Protein discovery could help solve prostate cancer drug resistance

A doctor pointing towards the prostate on an illustration on a tablet.
New WSU research could ultimately help extend the lives of those with prostate cancer, one of the leading causes of cancer deaths among men.  

SPOKANE, Wash. – Researchers have identified a receptor protein known as CHRM1 as a key player in prostate cancer cells’ resistance to docetaxel, a commonly used chemotherapy drug to treat advanced cancer that has spread beyond the prostate. The discovery opens the door to new treatment strategies that could overcome this resistance. This could ultimately help extend the lives of those with prostate cancer, one of the leading causes of cancer deaths among men.  

Led by a team of scientists at Washington State University, the study showed that blocking CHRM1 in resistant prostate cancer cell lines and an animal model based on patient-derived resistant tissue restored docetaxel’s ability to kill cells and stop tumor growth. The researchers did this by using dicyclomine, a drug that selectively inhibits CHRM1 activity. Dicyclomine is already on the market as a generic drug and is currently used to treat symptoms of irritable bowel syndrome.

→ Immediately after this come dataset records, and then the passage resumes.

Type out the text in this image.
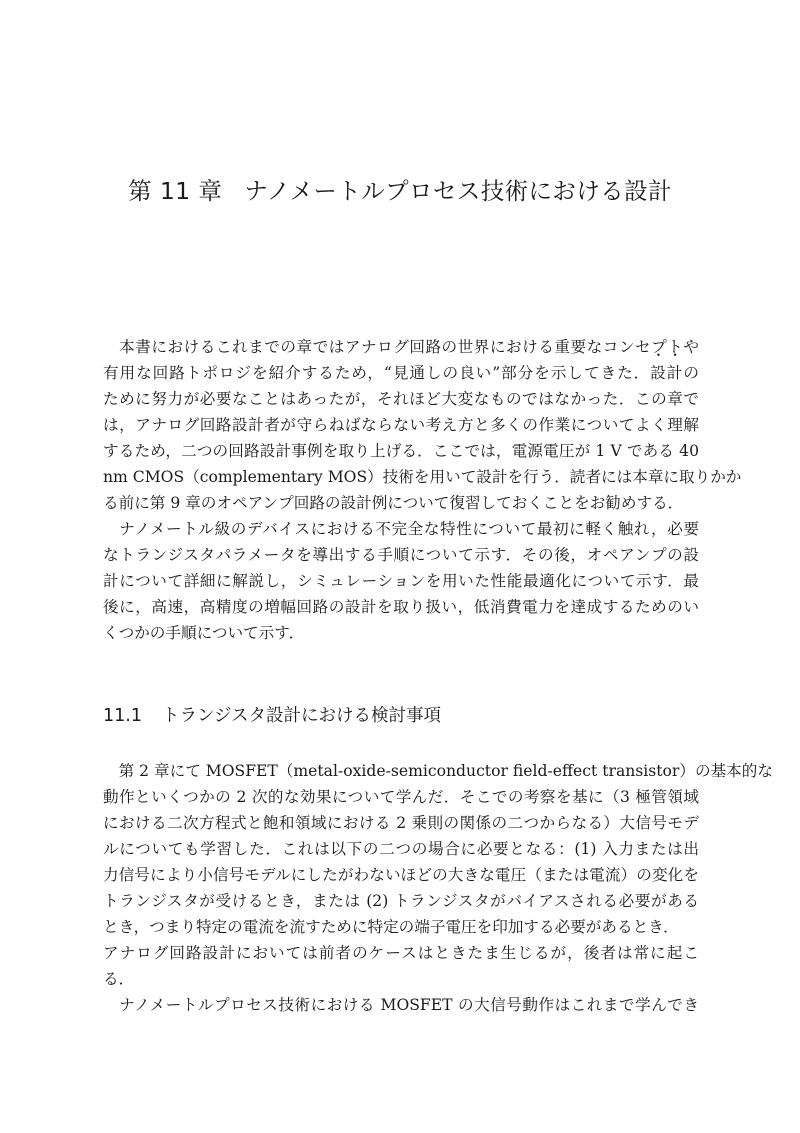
第 11 章 ナノメートルプロセス技術における設計
　本書におけるこれまでの章ではアナログ回路の世界における重要なコンセプトや
有用な回路トポロジを紹介するため，“見通しの良い”部分を示してきた．設計の
ために努力が必要なことはあったが，それほど大変なものではなかった．この章で
は，アナログ回路設計者が守らねばならない考え方と多くの作業についてよく理解
するため，二つの回路設計事例を取り上げる．ここでは，電源電圧が 1 V である 40
nm CMOS（complementary MOS）技術を用いて設計を行う．読者には本章に取りかか
る前に第 9 章のオペアンプ回路の設計例について復習しておくことをお勧めする．
　ナノメートル級のデバイスにおける不完全な特性について最初に軽く触れ，必要
なトランジスタパラメータを導出する手順について示す．その後，オペアンプの設
計について詳細に解説し，シミュレーションを用いた性能最適化について示す．最
後に，高速，高精度の増幅回路の設計を取り扱い，低消費電力を達成するためのい
くつかの手順について示す．
11.1 トランジスタ設計における検討事項
　第 2 章にて MOSFET（metal-oxide-semiconductor field-effect transistor）の基本的な
動作といくつかの 2 次的な効果について学んだ．そこでの考察を基に（3 極管領域
における二次方程式と飽和領域における 2 乗則の関係の二つからなる）大信号モデ
ルについても学習した．これは以下の二つの場合に必要となる：(1) 入力または出
力信号により小信号モデルにしたがわないほどの大きな電圧（または電流）の変化を
トランジスタが受けるとき，または (2) トランジスタがバイアスされる必要がある
とき，つまり特定の電流を流すために特定の端子電圧を印加する必要があるとき．
アナログ回路設計においては前者のケースはときたま生じるが，後者は常に起こ
る．
　ナノメートルプロセス技術における MOSFET の大信号動作はこれまで学んでき
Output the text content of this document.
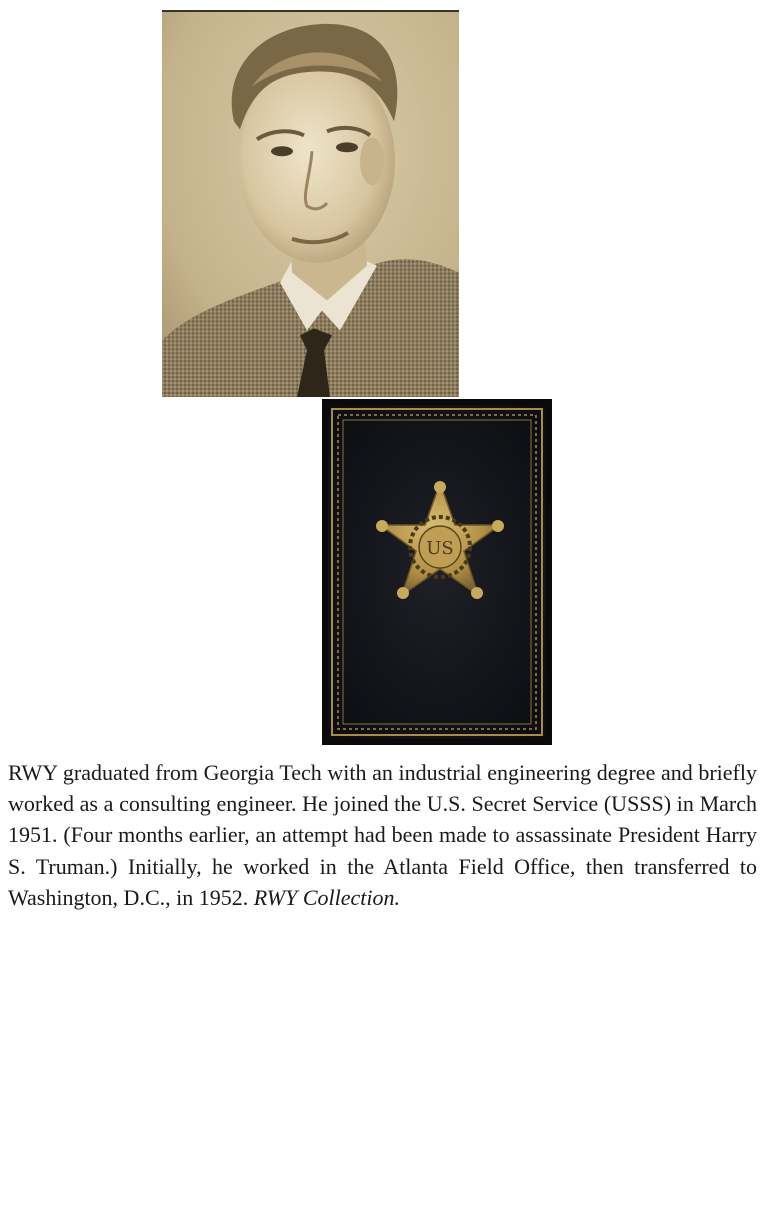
US

RWY graduated from Georgia Tech with an industrial engineering degree and briefly worked as a consulting engineer. He joined the U.S. Secret Service (USSS) in March 1951. (Four months earlier, an attempt had been made to assassinate President Harry S. Truman.) Initially, he worked in the Atlanta Field Office, then transferred to Washington, D.C., in 1952. RWY Collection.
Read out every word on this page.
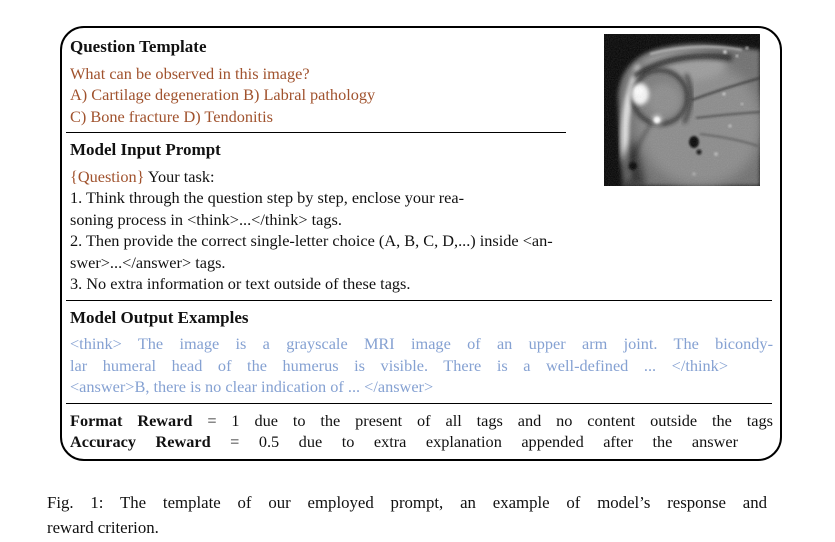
Question Template
What can be observed in this image?
A) Cartilage degeneration B) Labral pathology
C) Bone fracture D) Tendonitis
Model Input Prompt
{Question} Your task:
1. Think through the question step by step, enclose your rea-
soning process in <think>...</think> tags.
2. Then provide the correct single-letter choice (A, B, C, D,...) inside <an-
swer>...</answer> tags.
3. No extra information or text outside of these tags.
Model Output Examples
<think> The image is a grayscale MRI image of an upper arm joint. The bicondy-
lar humeral head of the humerus is visible. There is a well-defined ... </think>
<answer>B, there is no clear indication of ... </answer>
Format Reward = 1 due to the present of all tags and no content outside the tags
Accuracy Reward = 0.5 due to extra explanation appended after the answer

Fig. 1: The template of our employed prompt, an example of model’s response and
reward criterion.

“The effect was pretty dramatic in all the experimental models we tested,” said Boyang (Jason) Wu, an associate professor in the WSU College of Pharmacy and Pharmaceutical Sciences and co-senior author on the study. “And because dicyclomine already has a clinical use, this work has immediate translational potential.”

Closeup of Boyang (Jason) Wu
Boyang (Jason) Wu is an associate professor in the WSU College of Pharmacy and Pharmaceutical Sciences.

Published in the journal Cell Reports Medicine, the researchers’ findings support clinical testing to confirm whether combined use of docetaxel and dicyclomine could help overcome treatment resistance in prostate cancer patients. Docetaxel resistance can develop in prostate cancer after about six months of treatment. Chemotherapy drugs like docetaxel are among very few options available to patients with castration-resistant prostate cancer, a lethal form of the disease that no longer responds to hormone therapy.

Wu said this type of combination therapy could also potentially be used for other cancers that are currently being treated with docetaxel, such as breast and lung cancer. It may also be possible to use the same combination strategy with other similar chemotherapy drugs.

In addition to testing resistant cancer cell lines, the research team also tested cells that still responded to docetaxel treatment. They found that using dicyclomine to block CHRM1 in these cells made docetaxel more efficient at killing them. Wu said that this shows that prostate cancer patients could potentially benefit from a combination treatment strategy even before docetaxel resistance develops.

“What this suggests is that the lowest effective dose of docetaxel may be lower when the drug is combined with dicyclomine, compared to when docetaxel is used alone,” Wu said. “Being able to use a lower dose could help reduce unwanted side effects and make treatment more manageable for patients.”

Aside from Wu, co-authors on the study include co-senior author Tyler Bland—a former WSU postdoctoral fellow who is now a clinical assistant professor at the University of Idaho—as well as co-first authors Jing Wang, a recent WSU PhD graduate, and Jing Wei, a WSU postdoctoral fellow. The research team conducted the study in collaboration with scientists at the University of Washington, Medical University of Innsbruck in Austria and National Yang Ming Chiao Tung University in Taiwan.

Funding for this study came from a U.S. Department of Defense Prostate Cancer Research Program grant with additional support provided by the National Cancer Institute, a component of the National Institutes of Health, and WSU College of Pharmacy and Pharmaceutical Sciences startup funds.